Il n’y a pas suffisamment la “culture de la rencontre” que le pape François appelle de ses vœux dans Fratelli Tutti. Beaucoup d’évangéliques sont très fermés à l’égard des catholiques. Un des gros problèmes qui se pose toujours dans la relation entre évangéliques et catholiques est la triste incompréhension mutuelle. Elle est l’héritage de plusieurs siècles de conflits, de guerres de Religion parfois, et de condamnations mutuelles. Encore aujourd’hui, la plupart des catholiques qui parlent des évangéliques, si d’aventure ils les connaissent, disent souvent des bêtises énormes. Dans l’autre sens, ce n’est pas mieux, et même souvent pire. Bien des évangéliques pensent toujours que les catholiques ne sont pas de vrais chrétiens, mais des idolâtres qui ont dévoyé la vraie foi. Certains expliquent même aux catholiques qu’ils doivent se convertir au Christ. J’en ai été le témoin. 

En même temps, on observe depuis une bonne vingtaine d’années un renouveau dans les relations entre catholiques et évangéliques qui vient de la base. Les rencontres concrètes se multiplient, par exemple dans des groupes de prière, des concerts de louange, ou lors d’événements et de séminaires organisés par des communautés nouvelles. À défaut d’un œcuménisme institutionnel, dont on dit qu’il est en panne, nous assistons ici à une vraie interconfessionnalité ou à un «œcuménisme de terrain», si l’on veut. Des chrétiens lambda se réunissent au nom du Christ, souvent dans le cadre de mouvements ou d’associations charismatiques, par exemple celle du pasteur Carlos Payan, véritable pionnier dans ce domaine. Ils prient et louent Dieu ensemble. Ce faisant, ils se découvrent précisément en tant que chrétiens et partagent leurs expériences. Grâce à cette curiosité réciproque, beaucoup pressentent que nous ne sommes peut-être pas si différents que ça, malgré nos divergences théologiques. 

Est ce que vous ne vous sentez pas tiraillé entre catholiques et évangéliques et qu’est ce que cela signifie ? 

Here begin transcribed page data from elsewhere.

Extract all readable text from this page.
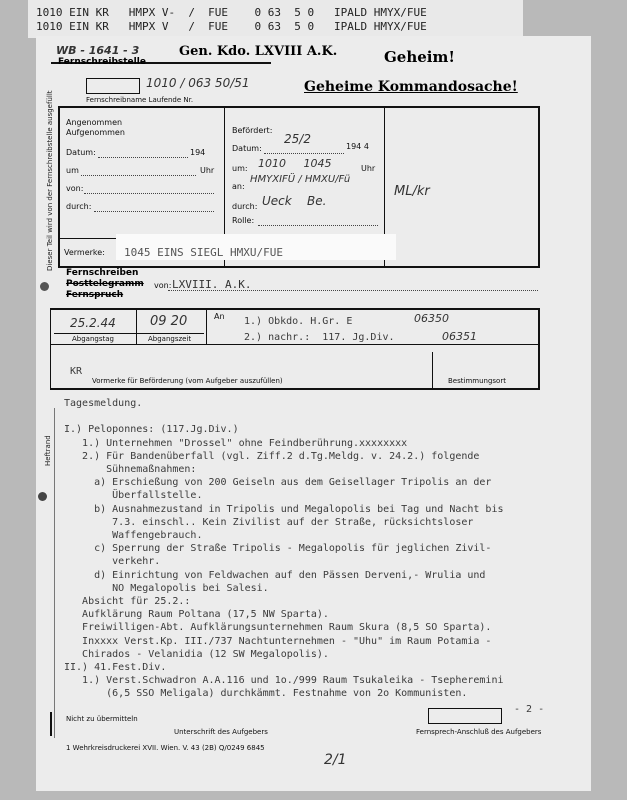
1010 EIN KR   HMPX V-  /  FUE    0 63  5 0   IPALD HMYX/FUE
1010 EIN KR   HMPX V   /  FUE    0 63  5 0   IPALD HMYX/FUE
WB - 1641 - 3	Gen. Kdo. LXVIII A.K.	Geheim!
Geheime Kommandosache!
Fernschreibstelle
1010 / 063 50/51
Fernschreibname Laufende Nr.
Dieser Teil wird von der Fernschreibstelle ausgefüllt Angenommen
Aufgenommen
Datum:	194
um	Uhr
von:
durch:
Befördert:
Datum:
25/2
194 4
um: 1010     1045	Uhr
an:
HMYXIFÜ / HMXU/Fü
durch: Ueck    Be.
Rolle:
ML/kr
Vermerke: 1045 EINS SIEGL HMXU/FUE
Fernschreiben
Posttelegramm
Fernspruch
von: LXVIII. A.K.
25.2.44	09 20
Abgangstag	Abgangszeit
An 1.) Obkdo. H.Gr. E	06350
2.) nachr.:  117. Jg.Div.	06351
KR
Vormerke für Beförderung (vom Aufgeber auszufüllen)	Bestimmungsort
Heftrand
Tagesmeldung.
I.) Peloponnes: (117.Jg.Div.)
1.) Unternehmen "Drossel" ohne Feindberührung.xxxxxxxx
2.) Für Bandenüberfall (vgl. Ziff.2 d.Tg.Meldg. v. 24.2.) folgende
Sühnemaßnahmen:
a) Erschießung von 200 Geiseln aus dem Geisellager Tripolis an der
Überfallstelle.
b) Ausnahmezustand in Tripolis und Megalopolis bei Tag und Nacht bis
7.3. einschl.. Kein Zivilist auf der Straße, rücksichtsloser
Waffengebrauch.
c) Sperrung der Straße Tripolis - Megalopolis für jeglichen Zivil-
verkehr.
d) Einrichtung von Feldwachen auf den Pässen Derveni,- Wrulia und
NO Megalopolis bei Salesi.
Absicht für 25.2.:
Aufklärung Raum Poltana (17,5 NW Sparta).
Freiwilligen-Abt. Aufklärungsunternehmen Raum Skura (8,5 SO Sparta).
Inxxxx Verst.Kp. III./737 Nachtunternehmen - "Uhu" im Raum Potamia -
Chirados - Velanidia (12 SW Megalopolis).
II.) 41.Fest.Div.
1.) Verst.Schwadron A.A.116 und 1o./999 Raum Tsukaleika - Tsepheremini
(6,5 SSO Meligala) durchkämmt. Festnahme von 2o Kommunisten.
- 2 -
Nicht zu übermitteln
Unterschrift des Aufgebers	Fernsprech-Anschluß des Aufgebers
1 Wehrkreisdruckerei XVII. Wien. V. 43 (2B) Q/0249 6845
2/1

C’était dur il y a 5 ans, quand je suis devenu catholique. Je me sentais tiraillé, je ressentais une forme de stérilité dans certains débats au sein de ma paroisse J’éprouvais parfois le besoin d’aller chez les évangéliques prier. Aujourd’hui, les catholiques m’attirent de plus en plus. Il y a une anthropologie positive, le désir de ne pas séparer les gens entre croyants et non croyants, une sagesse issue d’une expérience multiséculaire. 

D’après vous, comment peut-on favoriser une connaissance mutuelle qui ne soit pas superficielle ? Comment s’y prendre: quels sont les lieux où aller, les livres à lire, les choses qu’on peut faire ensemble et les choses à éviter ? 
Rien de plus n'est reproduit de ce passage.